#  > GELUID FORA >  > LIVE FORUM - FOTO'S >  >  Down to 5 Hz - Myth Busters

## Contour

De onderstaande setup is gebruikt in het programma 'Myth Busters' om aan te tonen wat het effect is van zeer lage tonen met grote geluidsdruk op het menselijk lichaam. De gebruikte subs zijn de HP-700 van Meyersound met de BR-poorten afgesloten voor meer druk in het laagste oktaaf. Bij 9Hz was 120dB mogelijk en bij 100Hz zelfs 153dB.





MVG Contour

----------


## Speakertje

Dat programma volg ik altijd!! Maar deze heb ik jammer genoeg gemist[V] Eens kijken f het nog herhaald wordt.

Weet je toevallig wat de uitslag was van de test?

----------


## ronny

en hoe was het resultaat?  die testpersoon had een week buikpijn, hoofdpijn, klaplong :Big Grin: ?

mvg
ronny

----------


## showband

scheet hij gelijk de chinees van de dag ervoor zijn broekspijpen in?

----------


## Drive inn tnt

Deze heb ik idd ook niet gezien, maar wel alle andere afleveringen. Heeft hij het wel netjes gehouden [:P]

----------


## meyerfreak

zie ook: http://www.meyersound.com/news/relea..._BrownNote.pdf

Een persverklaring van Meyer waar het een en ander wordt uitgelegd... leuk om eens te lezen mischien...

----------


## sis

Ooooooooohhhh wat zijn dit mooie kastjes [ :Stick Out Tongue: ]
Jammer, maar die dikke heeft het niet overleeft  :Big Grin: 
sis

----------


## mr_dick

en ze klinken gewoon erg lekker!!!
zeker voor rock 'n'rol achtige feestjes vind ik ze gewoon subliem klinken!

----------


## BAJ productions

zou die niet nog komen op tv niemand heeft hem nog gezien!

----------


## Gast1401081

> citaat:_Geplaatst door mr_dick_
> 
> en ze klinken gewoon erg lekker!!!
> zeker voor rock 'n'rol achtige feestjes vind ik ze gewoon subliem klinken!

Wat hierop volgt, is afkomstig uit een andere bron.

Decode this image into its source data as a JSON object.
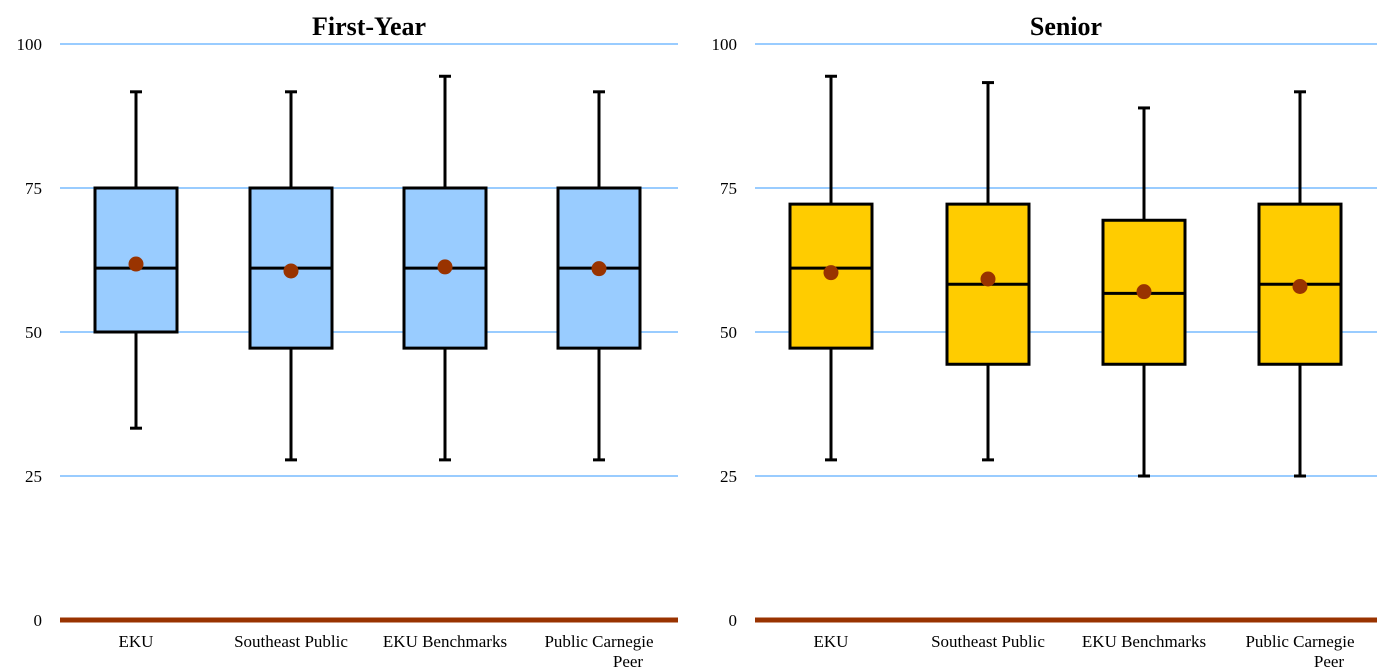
{
  "chart_data": [
    {
      "type": "box",
      "title": "First-Year",
      "ylim": [
        0,
        100
      ],
      "yticks": [
        "0",
        "25",
        "50",
        "75",
        "100"
      ],
      "categories": [
        "EKU",
        "Southeast Public",
        "EKU Benchmarks",
        [
          "Public Carnegie",
          "Peer"
        ]
      ],
      "box_color": "#99ccff",
      "mean_color": "#993300",
      "grid_color": "#99ccff",
      "baseline_color": "#993300",
      "boxes": [
        {
          "min": 33.3,
          "q1": 50.0,
          "median": 61.1,
          "q3": 75.0,
          "max": 91.7,
          "mean": 61.8
        },
        {
          "min": 27.8,
          "q1": 47.2,
          "median": 61.1,
          "q3": 75.0,
          "max": 91.7,
          "mean": 60.6
        },
        {
          "min": 27.8,
          "q1": 47.2,
          "median": 61.1,
          "q3": 75.0,
          "max": 94.4,
          "mean": 61.3
        },
        {
          "min": 27.8,
          "q1": 47.2,
          "median": 61.1,
          "q3": 75.0,
          "max": 91.7,
          "mean": 61.0
        }
      ]
    },
    {
      "type": "box",
      "title": "Senior",
      "ylim": [
        0,
        100
      ],
      "yticks": [
        "0",
        "25",
        "50",
        "75",
        "100"
      ],
      "categories": [
        "EKU",
        "Southeast Public",
        "EKU Benchmarks",
        [
          "Public Carnegie",
          "Peer"
        ]
      ],
      "box_color": "#ffcc00",
      "mean_color": "#993300",
      "grid_color": "#99ccff",
      "baseline_color": "#993300",
      "boxes": [
        {
          "min": 27.8,
          "q1": 47.2,
          "median": 61.1,
          "q3": 72.2,
          "max": 94.4,
          "mean": 60.3
        },
        {
          "min": 27.8,
          "q1": 44.4,
          "median": 58.3,
          "q3": 72.2,
          "max": 93.3,
          "mean": 59.2
        },
        {
          "min": 25.0,
          "q1": 44.4,
          "median": 56.7,
          "q3": 69.4,
          "max": 88.9,
          "mean": 57.0
        },
        {
          "min": 25.0,
          "q1": 44.4,
          "median": 58.3,
          "q3": 72.2,
          "max": 91.7,
          "mean": 57.9
        }
      ]
    }
  ]
}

ook Teresa ( www.teresa.com , soort van ilsedelange), janis ian, sting, en pinkfloyd klinken er waanzinnig op, 
heb er 20 mogen losdrukken in lasVegas, en daarna werden er nogal wat folders van concurrenten gewoon weggegooid. 
[img] http://www.********.nl/images/Vegas20sub700.jpg [/img]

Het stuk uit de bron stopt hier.